Tiana Boras

Personal information
- Nationality: Australian
- Born: 4 March 2005 (age 21)

Sport
- Sport: Athletics
- Event: Triple jump

Achievements and titles
- Personal best(s): Triple jump: 13.30m (Cali, 2022)

Medal record
Women's athletics
Representing Australia
Oceania Championships
| Bronze medal – third place | 2024 Suva | Triple jump |
| Bronze medal – third place | 2026 Darwin | Triple jump |
World U20 Championships
| Bronze medal – third place | 2022 Cali | Triple Jump |

= Tiana Boras =

Australian triple jump (born 2005)

Tiana Boras (born 4 March 2005) is an Australian triple jumper. She was the bronze medalist at the 2022 IAAF World Junior Championships and won the bronze medal at the 2024 and 2026 Oceania Athletics Championships.

==Biography==
A student at the Victorian Institute of Sport and a member of Athletics Chilwell, Boras is coached by 2006 Commonwealth Games medallist Alwyn Jones.
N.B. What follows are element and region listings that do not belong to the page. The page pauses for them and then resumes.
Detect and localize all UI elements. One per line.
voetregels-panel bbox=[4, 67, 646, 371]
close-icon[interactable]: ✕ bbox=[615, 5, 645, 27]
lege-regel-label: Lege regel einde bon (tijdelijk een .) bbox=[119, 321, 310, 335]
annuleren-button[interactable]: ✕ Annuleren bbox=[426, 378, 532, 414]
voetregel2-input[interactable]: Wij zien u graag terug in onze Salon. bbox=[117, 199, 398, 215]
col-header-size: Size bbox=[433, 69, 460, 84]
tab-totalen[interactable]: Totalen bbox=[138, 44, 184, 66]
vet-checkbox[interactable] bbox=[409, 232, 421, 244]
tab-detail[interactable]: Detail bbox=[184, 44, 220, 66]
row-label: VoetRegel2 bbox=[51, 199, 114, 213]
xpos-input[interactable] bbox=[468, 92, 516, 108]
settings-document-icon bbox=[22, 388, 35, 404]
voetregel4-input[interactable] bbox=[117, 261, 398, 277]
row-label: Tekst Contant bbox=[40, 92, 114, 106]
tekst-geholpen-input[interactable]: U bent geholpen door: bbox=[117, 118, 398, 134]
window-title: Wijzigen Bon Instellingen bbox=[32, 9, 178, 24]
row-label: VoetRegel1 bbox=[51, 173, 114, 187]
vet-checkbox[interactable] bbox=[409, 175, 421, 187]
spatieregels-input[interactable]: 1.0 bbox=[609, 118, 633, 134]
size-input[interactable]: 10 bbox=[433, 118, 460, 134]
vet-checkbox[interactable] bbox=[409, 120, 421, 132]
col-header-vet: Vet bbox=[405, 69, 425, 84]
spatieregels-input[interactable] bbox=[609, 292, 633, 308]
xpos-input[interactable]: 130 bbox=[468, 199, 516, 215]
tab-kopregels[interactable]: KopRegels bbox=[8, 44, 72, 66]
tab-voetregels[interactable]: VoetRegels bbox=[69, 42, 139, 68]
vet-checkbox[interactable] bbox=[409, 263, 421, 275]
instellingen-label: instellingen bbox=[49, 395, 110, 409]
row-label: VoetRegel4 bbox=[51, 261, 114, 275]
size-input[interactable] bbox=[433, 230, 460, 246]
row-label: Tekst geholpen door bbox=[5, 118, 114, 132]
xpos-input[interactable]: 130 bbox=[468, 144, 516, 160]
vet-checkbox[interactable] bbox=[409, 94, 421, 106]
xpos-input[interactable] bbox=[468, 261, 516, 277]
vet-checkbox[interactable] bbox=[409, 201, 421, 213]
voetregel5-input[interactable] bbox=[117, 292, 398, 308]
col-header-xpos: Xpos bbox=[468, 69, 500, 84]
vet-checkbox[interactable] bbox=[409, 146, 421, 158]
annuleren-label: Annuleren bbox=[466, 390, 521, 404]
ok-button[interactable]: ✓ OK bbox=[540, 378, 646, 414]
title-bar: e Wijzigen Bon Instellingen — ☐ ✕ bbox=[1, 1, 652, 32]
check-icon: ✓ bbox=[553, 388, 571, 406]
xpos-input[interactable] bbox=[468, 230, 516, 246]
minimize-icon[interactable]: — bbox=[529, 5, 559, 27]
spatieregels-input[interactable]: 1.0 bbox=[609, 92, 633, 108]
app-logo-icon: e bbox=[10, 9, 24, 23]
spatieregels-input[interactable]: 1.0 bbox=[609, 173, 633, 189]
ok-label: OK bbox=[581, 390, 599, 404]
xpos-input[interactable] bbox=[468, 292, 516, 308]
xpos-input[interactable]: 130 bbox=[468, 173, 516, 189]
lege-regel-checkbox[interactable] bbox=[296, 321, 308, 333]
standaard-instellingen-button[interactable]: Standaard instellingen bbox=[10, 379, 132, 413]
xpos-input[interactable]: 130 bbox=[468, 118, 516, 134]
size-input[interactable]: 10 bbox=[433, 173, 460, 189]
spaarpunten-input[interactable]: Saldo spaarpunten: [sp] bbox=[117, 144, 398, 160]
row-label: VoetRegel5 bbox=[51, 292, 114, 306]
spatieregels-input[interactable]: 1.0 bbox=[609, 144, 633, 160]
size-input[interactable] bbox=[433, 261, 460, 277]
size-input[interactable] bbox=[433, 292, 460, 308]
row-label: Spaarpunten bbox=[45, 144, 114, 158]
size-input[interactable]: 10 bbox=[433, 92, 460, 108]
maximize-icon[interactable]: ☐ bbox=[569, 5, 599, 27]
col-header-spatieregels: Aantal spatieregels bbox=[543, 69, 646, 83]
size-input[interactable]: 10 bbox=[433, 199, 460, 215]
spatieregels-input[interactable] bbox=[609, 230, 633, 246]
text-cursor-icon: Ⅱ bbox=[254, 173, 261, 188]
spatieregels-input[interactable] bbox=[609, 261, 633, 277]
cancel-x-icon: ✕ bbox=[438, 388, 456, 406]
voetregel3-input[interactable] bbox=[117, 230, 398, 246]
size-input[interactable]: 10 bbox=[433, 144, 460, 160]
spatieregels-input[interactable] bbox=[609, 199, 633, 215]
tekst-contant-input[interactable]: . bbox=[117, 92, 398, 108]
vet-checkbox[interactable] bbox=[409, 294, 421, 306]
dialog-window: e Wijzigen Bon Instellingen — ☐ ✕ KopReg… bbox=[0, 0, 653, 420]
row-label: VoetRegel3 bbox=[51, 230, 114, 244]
As a 17-year-old, Boras broke the Australian and Oceania U18 triple jump record when she won the bronze medal representing Australia in the triple jump at the 2022 World Athletics U20 Championships in Cali, Colombia with a jump of
13.30 metres (-0.1), just 6 cm short of the Australian U20 record. She had previously set a new personal best of 13.14 metres to qualify for the final.

Boras was named Athletics Australia's Female Junior Athlete of the Year. However, Boras was unable to compete for over a year after the championships due to injury. Having returned from injury, Boras won the bronze medal at the 2024 Oceania Athletics Championships in Suva, Fiji in June 2024 with a jump of 12.89 metres. She was a finalist in the triple jump at the 2024 World Athletics U20 Championships in Lima, Peru, placing twelfth overall having jumped 12.84 metres in qualifying and 12.54 metres in the final.

Boras was runner-up to Desleigh Owusu at the 2026 Australian Championships in Sydney. She was selected as part of the Australian team to compete at the 2026 Oceania Athletics Championships in Darwin, Northern Territory and equalled her personal best to win the bronze medal with 13.30 metres.

==Personal life==
Boras was born and raised in Geelong, and resided in Manifold Heights. She is of Croatian descent.